18 Temmuz 2008 Cuma

SAĞ, SOL YOK ARTIK.

Bu günleri yaşayacağımız içinmiş bilemedik; seksen öncesi sağ sol diye ayrılmıştı yurdumun insanı.
Mahalleler, yollar, kahveler ayrılmıştı. İnsanlar birbirlerini acımasızca öldürüyorlardı.
Bir darbe geldi; ne sağ kaldı, ne de sol. Siyasetten bir anda soğuduk, geleceğimizi şekillendirmek bizim için artık önemsizdi. Bireyseldik ve artık o günü güzel yaşamaktı asıl amacımız.
Emperyalistler daha “güleryüzlü” sömürme aracı olarak “küreselleşme” diye bir şey ortaya çıkardılar. Küreselleşme, milliyeti olmayan sermayenin tüm dünyayı etkisine almasıydı.
Aldı da...
Siyasetsiz, geleceksiz, sahipsiz insanlara büyük bir tüketim çılgınlığı aşılandı. Kapitalist doymuyordu. Uluslar arası şirketler acımasız rekabetle büyüdü, tekelleşti.
Medyasıyla, reklamlarıyla, teknolojisiyle düşünen, üreten insanı toplumdan ittiler.
“Dünya artık küçüldü” dediler. Oturdukları gökdelenlerden şirketlerin sanal hisselerini sattılar, daha çok paralar kazandılar.
Gün geçtikçe devletler küresel sermayenin daha acımasız hedefi oldu. Karşılarında güçlü devlet olmamalıydı. Müşteri idi insan; onlar, yurt ve yurttaş kavramını hiç tanımıyorlardı.
Devletin ekonomik faaliyeti olamazdı. Olanları da “ özelleştirme” adı altında sermayeye devrettiler.
Emekçi daha fazla hak elde etmek için mücadele edeceğine işyerini yitirmeme, ona sahip çıkma derdine düştü.
Ezilen sınıf genişledi.
Önceden ezilen, sömürülen sınıf işçilerdi.
Sonra işçilere, köylüler de katıldı; küçük esnaf da, memurlar da…
Derken uluslar arası sermayenin ve onun işbirlikçilerinin dışında tüm halk ezilen sınıfı oluşturdu.

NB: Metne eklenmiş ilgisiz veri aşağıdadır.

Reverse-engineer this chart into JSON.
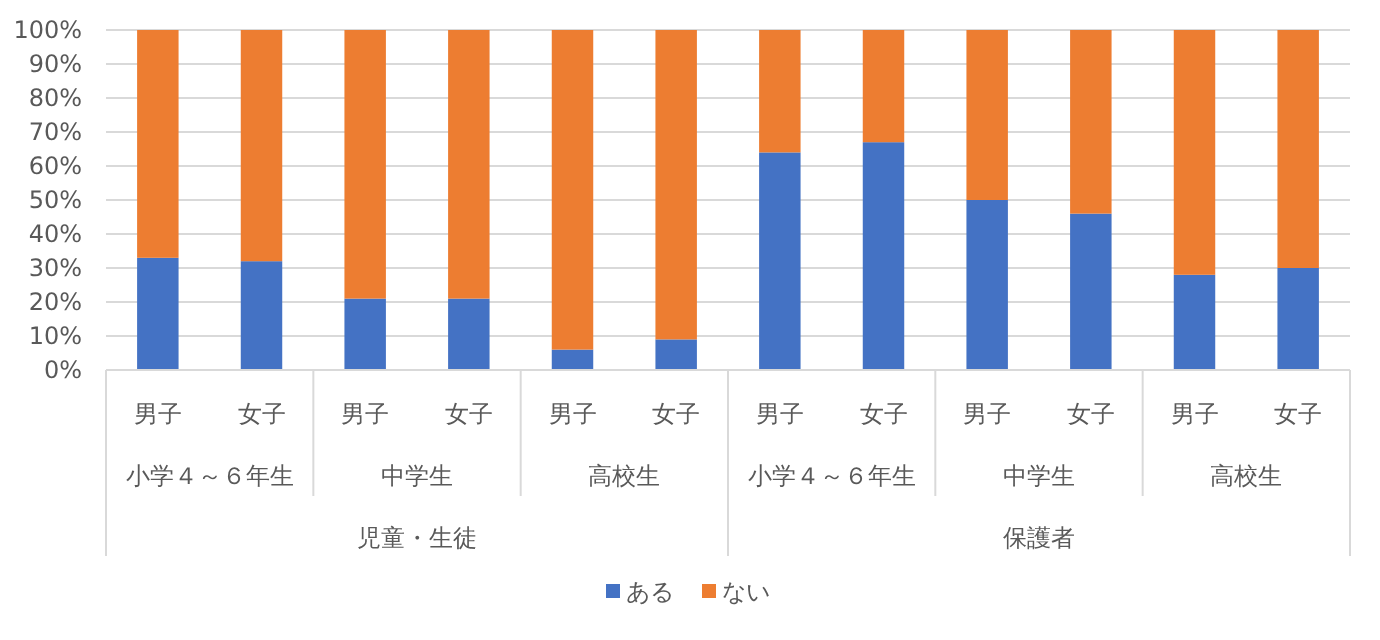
{
  "chart_data": {
    "type": "bar",
    "stacked": true,
    "categories": [
      "男子",
      "女子",
      "男子",
      "女子",
      "男子",
      "女子",
      "男子",
      "女子",
      "男子",
      "女子",
      "男子",
      "女子"
    ],
    "series": [
      {
        "name": "ある",
        "color": "#4472c4",
        "values": [
          33,
          32,
          21,
          21,
          6,
          9,
          64,
          67,
          50,
          46,
          28,
          30
        ]
      },
      {
        "name": "ない",
        "color": "#ed7d31",
        "values": [
          67,
          68,
          79,
          79,
          94,
          91,
          36,
          33,
          50,
          54,
          72,
          70
        ]
      }
    ],
    "ylim": [
      0,
      100
    ],
    "yticks": [
      {
        "value": 0,
        "label": "0%"
      },
      {
        "value": 10,
        "label": "10%"
      },
      {
        "value": 20,
        "label": "20%"
      },
      {
        "value": 30,
        "label": "30%"
      },
      {
        "value": 40,
        "label": "40%"
      },
      {
        "value": 50,
        "label": "50%"
      },
      {
        "value": 60,
        "label": "60%"
      },
      {
        "value": 70,
        "label": "70%"
      },
      {
        "value": 80,
        "label": "80%"
      },
      {
        "value": 90,
        "label": "90%"
      },
      {
        "value": 100,
        "label": "100%"
      }
    ],
    "grid": "y",
    "legend": "bottom",
    "annotations": [
      "小学４～６年生",
      "中学生",
      "高校生",
      "小学４～６年生",
      "中学生",
      "高校生",
      "児童・生徒",
      "保護者"
    ]
  }
}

Toplum eskinin “sağ ve sol”u gibi yine ikiye ayrıldı.
Küreselleşme yanlıları ve ulusalcılar.
Avrupa Birliği’ne girmek için her şeylerini verecek olanlar ve ABD’nin dümen suyuna kapılanlar bir yana; Atatürk ilke ve devrimlerini yaşama geçirmeye çalışıp ulusun bütünlüğünü korumak isteyenler öbür yana…
Bu ayrım artık eskinin değer yargılarını da yıktı.
Bir bakıyorsunuz “Enternasyonalistler”, ABD’nin emperyalist küreselleşmecileriyle aynı taleplerde bulunmakta.
Bir bakıyorsunuz Cumhuriyetimizi din devletine çevirmek isteyen biri ABD’de palazlanmakta.
Atatürk’ü, Ulusun bütünlüğünü, Cumhuriyetin geleceğini savunanlar ise “terörist çeteci” diye adlandırılarak zindana atılmakta.
Yanlar gitgide daha belirgin olmakta.